This beautiful, fragrant curry was inspired on one of those nights when I thought I had nothing at home to cook…! Scratching my head over what to make, I rummaged about in my Fridge-freezer for a forth time. I triple checked my cupboards. All I had was frozen Salmon and frozen cod fillets. I really didn’t want to knock up another stir fry or poach another bit of fish. As much as I love both, I just fancied something a bit different.
Grabbing my very old and very well thumbed copy of Good housing keeping step by step book (I hesitate at the title, but it’s a good book!) and bingo, I got a bit of inspiration!!
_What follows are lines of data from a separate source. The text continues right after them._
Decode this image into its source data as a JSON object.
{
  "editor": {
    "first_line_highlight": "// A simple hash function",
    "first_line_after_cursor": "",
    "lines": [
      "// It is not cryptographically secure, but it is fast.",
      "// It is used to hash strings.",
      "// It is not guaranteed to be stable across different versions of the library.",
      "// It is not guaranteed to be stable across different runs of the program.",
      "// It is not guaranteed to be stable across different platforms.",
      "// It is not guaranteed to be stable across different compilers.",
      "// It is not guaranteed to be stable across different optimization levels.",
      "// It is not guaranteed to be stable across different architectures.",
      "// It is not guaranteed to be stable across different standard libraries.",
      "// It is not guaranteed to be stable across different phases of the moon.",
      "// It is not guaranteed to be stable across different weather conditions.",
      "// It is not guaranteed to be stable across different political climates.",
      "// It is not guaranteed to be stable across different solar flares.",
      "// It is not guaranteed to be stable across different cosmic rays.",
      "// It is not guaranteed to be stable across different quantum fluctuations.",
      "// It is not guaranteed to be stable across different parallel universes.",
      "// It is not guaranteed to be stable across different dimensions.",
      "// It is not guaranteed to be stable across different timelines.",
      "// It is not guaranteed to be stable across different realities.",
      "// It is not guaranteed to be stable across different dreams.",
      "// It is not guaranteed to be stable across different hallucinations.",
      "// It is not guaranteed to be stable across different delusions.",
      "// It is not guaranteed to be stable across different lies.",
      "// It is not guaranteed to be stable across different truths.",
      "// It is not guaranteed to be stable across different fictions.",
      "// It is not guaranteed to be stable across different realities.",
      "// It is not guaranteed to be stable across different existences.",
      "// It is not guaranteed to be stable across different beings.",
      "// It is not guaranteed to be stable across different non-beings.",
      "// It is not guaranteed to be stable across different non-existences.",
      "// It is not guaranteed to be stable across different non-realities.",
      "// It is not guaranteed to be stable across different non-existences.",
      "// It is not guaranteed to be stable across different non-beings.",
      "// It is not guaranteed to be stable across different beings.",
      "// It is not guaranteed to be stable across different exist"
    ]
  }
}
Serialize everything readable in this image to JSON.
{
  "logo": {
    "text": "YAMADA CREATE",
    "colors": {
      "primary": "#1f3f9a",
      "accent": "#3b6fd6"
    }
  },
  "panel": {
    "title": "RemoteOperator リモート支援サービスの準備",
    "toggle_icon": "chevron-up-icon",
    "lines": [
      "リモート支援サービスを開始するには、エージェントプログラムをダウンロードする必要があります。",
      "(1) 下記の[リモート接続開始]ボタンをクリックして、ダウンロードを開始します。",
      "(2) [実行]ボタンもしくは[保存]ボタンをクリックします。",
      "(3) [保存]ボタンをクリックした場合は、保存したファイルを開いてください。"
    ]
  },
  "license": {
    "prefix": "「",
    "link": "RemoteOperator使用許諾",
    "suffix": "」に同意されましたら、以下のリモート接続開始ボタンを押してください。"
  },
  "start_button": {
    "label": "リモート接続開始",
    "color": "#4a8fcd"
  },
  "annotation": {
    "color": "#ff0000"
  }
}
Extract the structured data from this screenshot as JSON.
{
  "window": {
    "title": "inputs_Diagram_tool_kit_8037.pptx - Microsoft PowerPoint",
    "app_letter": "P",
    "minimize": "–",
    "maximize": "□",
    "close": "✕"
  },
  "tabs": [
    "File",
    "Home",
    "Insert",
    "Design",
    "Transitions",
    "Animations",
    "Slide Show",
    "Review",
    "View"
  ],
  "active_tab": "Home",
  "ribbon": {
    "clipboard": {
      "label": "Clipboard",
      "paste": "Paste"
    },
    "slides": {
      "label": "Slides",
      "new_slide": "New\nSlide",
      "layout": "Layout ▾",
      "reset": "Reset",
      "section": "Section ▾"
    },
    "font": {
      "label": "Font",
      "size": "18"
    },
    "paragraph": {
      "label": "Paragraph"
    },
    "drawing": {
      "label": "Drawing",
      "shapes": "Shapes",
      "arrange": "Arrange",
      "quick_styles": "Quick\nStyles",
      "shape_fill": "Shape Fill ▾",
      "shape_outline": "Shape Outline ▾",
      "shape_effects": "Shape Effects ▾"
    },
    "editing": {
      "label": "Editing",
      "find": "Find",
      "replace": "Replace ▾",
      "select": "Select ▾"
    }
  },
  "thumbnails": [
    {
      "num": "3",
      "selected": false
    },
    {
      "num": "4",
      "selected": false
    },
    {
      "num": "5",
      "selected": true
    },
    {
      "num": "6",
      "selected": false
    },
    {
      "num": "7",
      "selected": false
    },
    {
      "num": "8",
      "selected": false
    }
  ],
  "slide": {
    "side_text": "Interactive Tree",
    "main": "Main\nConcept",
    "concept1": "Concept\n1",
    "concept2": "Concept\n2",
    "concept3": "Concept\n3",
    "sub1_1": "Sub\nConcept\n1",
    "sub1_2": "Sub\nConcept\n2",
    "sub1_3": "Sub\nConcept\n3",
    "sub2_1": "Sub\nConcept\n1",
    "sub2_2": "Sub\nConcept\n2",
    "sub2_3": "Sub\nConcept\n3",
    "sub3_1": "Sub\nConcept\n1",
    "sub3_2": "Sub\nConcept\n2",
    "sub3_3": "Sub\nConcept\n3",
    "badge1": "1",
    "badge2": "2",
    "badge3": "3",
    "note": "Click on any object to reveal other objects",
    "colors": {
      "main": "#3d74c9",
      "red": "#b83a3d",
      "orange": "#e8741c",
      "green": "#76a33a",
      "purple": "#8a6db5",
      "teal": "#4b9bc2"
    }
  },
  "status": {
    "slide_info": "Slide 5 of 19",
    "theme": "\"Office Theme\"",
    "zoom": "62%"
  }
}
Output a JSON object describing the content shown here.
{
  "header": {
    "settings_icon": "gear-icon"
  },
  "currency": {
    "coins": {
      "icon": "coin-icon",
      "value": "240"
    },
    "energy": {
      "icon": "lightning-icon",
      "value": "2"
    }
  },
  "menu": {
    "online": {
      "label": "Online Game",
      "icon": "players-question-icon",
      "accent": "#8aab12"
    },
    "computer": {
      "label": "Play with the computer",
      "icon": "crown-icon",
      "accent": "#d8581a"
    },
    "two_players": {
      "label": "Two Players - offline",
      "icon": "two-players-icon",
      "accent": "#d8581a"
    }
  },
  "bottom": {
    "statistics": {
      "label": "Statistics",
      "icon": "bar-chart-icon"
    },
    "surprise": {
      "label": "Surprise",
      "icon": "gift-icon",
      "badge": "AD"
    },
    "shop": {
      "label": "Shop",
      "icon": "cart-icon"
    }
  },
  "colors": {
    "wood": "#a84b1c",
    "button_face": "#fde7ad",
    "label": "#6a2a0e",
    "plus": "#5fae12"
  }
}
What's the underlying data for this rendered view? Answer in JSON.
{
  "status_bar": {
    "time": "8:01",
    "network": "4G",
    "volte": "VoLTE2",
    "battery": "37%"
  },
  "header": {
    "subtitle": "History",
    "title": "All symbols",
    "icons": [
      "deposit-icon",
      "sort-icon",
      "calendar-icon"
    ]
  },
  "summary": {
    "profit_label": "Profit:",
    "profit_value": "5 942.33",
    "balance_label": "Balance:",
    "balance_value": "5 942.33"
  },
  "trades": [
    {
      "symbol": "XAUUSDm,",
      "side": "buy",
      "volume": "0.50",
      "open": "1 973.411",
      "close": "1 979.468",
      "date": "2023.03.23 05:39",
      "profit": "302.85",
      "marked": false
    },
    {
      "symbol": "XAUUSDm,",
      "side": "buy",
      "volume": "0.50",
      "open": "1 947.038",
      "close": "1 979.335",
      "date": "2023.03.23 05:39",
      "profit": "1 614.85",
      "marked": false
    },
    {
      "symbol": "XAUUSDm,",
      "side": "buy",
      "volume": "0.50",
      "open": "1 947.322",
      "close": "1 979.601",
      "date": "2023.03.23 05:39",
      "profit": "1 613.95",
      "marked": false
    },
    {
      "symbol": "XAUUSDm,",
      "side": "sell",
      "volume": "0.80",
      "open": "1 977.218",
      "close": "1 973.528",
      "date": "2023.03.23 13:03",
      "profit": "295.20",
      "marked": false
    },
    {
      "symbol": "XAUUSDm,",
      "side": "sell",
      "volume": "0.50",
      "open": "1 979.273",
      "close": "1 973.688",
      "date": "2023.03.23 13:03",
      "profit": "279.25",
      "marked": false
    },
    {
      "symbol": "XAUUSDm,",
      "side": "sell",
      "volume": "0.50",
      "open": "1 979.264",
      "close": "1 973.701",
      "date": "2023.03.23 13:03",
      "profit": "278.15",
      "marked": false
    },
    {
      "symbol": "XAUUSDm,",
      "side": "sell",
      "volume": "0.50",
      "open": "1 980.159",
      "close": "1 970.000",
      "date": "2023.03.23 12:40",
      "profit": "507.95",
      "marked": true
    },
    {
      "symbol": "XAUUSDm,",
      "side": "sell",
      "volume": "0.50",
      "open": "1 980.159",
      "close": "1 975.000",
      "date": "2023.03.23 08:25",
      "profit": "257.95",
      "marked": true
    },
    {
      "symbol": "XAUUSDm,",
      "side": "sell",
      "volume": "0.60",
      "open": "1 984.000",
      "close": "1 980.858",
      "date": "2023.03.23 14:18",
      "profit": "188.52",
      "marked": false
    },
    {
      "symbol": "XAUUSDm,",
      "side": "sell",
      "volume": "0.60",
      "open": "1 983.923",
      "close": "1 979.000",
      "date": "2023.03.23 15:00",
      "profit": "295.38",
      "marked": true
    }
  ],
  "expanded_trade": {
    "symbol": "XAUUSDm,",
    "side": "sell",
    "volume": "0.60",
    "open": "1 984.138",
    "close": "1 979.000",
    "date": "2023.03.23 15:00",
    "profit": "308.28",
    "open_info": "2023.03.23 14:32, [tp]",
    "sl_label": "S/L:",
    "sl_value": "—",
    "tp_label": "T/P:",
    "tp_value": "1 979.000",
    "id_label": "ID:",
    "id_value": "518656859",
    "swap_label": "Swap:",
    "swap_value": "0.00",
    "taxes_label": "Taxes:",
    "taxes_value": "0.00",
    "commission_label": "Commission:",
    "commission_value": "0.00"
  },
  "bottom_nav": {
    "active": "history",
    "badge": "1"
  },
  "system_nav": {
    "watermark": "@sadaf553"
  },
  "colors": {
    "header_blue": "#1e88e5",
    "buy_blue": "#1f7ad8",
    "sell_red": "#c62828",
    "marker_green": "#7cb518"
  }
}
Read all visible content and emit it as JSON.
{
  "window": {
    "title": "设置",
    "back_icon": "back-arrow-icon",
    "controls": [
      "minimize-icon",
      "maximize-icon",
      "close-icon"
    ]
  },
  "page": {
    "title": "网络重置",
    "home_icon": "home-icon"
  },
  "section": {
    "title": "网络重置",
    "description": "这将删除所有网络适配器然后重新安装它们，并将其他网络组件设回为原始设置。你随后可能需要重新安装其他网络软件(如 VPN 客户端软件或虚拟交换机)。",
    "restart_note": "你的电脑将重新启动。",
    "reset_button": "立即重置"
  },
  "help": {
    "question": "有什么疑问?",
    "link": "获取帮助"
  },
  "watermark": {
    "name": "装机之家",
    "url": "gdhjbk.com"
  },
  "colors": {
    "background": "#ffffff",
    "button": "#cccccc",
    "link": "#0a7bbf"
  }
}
I had to make up a few bits as I went along, but it’s worth sharing. I also had to dig out a jar of ready made curry paste which I reserve for emergencies just like this!
250g Cod fillets
250g Salmon fillets (skin off)
1tbsp olive oil
1 medium onion finely sliced
3tbsp Penang paste
400ml coconut milk
700ml Veg stock
200g baby corn, halved lengthways
Rice – enough for two people
2 spring onions, diagonally sliced
2tbsp fresh coriander
Start by heating the oil in a large saucepan, add the onions and over a medium heat gently fry for 7-10 minutes. Stir and when golden, add the Penang paste. Cook for a further 2 minutes.
Next up, add the coconut milk, veg stock and baby corn. Season well. Bring to the boil, reduce the heat and allow to simmer for 5 minutes.
Now it’s time to put the rice on to boil. Enough for 4.
Can you smell the aromas? Good…now add the salmon and cod chunks. Stir gently to immerse them in the flavours. Cook for 6 minutes, until the fish is opaque.
Drain the rice, and place equal amounts into bowls. Use a ladle to spoon over the curry mix. Garnish with the spring onions and fresh coriander.